Apart from the scientific value of this research in improving our understanding of the river systems, such "risk maps are relatively more informative in avoiding false negatives, which can be both detrimental and costly, in the context of assessing erosional hazards," said Wani. Their results showed that probabilistic forecasts assign appropriate probabilities to regions that might erode, avoiding the overconfident binary classifications of traditional approaches.

The implications extend beyond academic research. Behavioral science research shows that people can exhibit loss aversion and risk aversion when making decisions under uncertainty. However, these psychological preferences can only be utilized when the requisite uncertainty information is available.

"To allow for individuals to use these preferences and risk attitudes during hydroclimatic warning or design decisions, people would need to be aware of the uncertainties in quantitative analysis and forecasts," Wani explained.

His group's current work spans from improving the reliability of flood early warning systems for distributed stormwater infrastructure to testing advanced probabilistic algorithms for satellite-based flood damage classification.

The framework represents a shift from seeking the single "most likely" outcome to embracing the full range of possibilities.

The research has immediate practical applications for infrastructure planning, emergency management, and community resilience.
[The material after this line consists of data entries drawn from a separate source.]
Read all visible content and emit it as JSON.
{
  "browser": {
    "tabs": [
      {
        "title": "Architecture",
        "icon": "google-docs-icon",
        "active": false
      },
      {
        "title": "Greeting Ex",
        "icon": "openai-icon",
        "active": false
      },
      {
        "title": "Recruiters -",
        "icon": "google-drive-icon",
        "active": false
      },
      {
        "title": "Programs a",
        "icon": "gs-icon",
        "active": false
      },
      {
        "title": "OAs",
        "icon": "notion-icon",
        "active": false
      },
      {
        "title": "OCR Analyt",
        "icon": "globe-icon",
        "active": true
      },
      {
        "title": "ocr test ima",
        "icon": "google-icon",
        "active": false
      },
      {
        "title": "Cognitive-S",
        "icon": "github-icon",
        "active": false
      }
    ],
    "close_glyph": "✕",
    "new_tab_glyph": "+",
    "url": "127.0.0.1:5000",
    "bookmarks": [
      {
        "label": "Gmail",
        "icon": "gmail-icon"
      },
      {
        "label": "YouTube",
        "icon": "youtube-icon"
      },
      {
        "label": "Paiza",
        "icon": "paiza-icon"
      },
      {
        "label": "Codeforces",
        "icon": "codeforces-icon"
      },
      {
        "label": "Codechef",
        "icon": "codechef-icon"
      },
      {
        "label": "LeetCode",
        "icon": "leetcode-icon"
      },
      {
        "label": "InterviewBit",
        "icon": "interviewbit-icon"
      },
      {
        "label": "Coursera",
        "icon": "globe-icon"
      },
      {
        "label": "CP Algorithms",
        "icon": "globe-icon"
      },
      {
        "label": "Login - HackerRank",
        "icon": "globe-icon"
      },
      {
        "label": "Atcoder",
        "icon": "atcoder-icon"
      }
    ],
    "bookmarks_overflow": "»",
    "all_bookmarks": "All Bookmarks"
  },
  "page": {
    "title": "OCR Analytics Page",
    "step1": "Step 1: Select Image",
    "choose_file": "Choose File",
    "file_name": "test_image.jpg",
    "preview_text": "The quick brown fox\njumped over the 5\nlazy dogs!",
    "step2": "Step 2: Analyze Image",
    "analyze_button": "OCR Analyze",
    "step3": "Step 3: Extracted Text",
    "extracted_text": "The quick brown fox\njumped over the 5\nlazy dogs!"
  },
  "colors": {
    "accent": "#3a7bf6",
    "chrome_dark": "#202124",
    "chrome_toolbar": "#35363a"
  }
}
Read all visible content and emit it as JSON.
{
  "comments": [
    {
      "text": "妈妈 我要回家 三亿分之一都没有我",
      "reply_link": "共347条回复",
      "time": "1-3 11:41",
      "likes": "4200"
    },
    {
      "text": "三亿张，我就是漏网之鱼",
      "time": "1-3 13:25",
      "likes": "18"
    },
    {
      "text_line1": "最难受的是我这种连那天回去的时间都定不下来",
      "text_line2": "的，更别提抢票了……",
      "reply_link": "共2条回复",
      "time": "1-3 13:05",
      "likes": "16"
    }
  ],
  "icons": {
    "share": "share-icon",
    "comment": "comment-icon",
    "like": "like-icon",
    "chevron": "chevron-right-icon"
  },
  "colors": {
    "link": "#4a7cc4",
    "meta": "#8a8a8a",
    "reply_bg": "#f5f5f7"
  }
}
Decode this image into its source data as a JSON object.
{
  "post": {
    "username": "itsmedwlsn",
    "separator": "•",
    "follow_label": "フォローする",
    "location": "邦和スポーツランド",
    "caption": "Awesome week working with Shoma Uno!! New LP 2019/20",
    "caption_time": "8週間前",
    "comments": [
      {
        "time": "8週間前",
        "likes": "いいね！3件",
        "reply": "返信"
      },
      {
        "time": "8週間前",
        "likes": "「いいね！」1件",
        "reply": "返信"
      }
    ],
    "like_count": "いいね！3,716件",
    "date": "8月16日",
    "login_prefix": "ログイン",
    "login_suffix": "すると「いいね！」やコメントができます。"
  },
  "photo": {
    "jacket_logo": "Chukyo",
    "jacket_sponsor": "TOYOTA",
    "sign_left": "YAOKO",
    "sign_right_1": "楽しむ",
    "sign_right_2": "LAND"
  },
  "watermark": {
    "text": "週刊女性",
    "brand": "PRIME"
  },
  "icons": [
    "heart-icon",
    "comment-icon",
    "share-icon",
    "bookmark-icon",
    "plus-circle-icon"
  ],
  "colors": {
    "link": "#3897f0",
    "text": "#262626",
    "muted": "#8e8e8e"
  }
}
As climate change introduces additional uncertainties into the behavior of streams and rivers globally, the researchers argue that probabilistic approaches become increasingly important. The work reflects growing recognition that uncertainty is not a limitation to overcome, but rather crucial information that enables better decision-making.

In addition to Wani, the PLOS opinion piece's authors are Mason Majszak, who is currently working on a Swiss National Science Foundation project as a Postdoctoral Fellow at NYU Tandon and in the NYU Department of Philosophy, Victor Hertel from the German Aerospace Center, and Christian Geiß from the German Aerospace Center and University of Bonn. Funding for the work was provided by the Swiss National Science Foundation.

The Earth Surface Dynamics paper's authors are, in addition to Wani, Brayden Noh from Caltech, Kieran B. J. Dunne from Caltech and Delft University of Technology, and Michael P. Lamb from Caltech. Funding for the research was provided by the Swiss National Science Foundation and the Resnick Sustainability Institute at Caltech under National Science Foundation awards.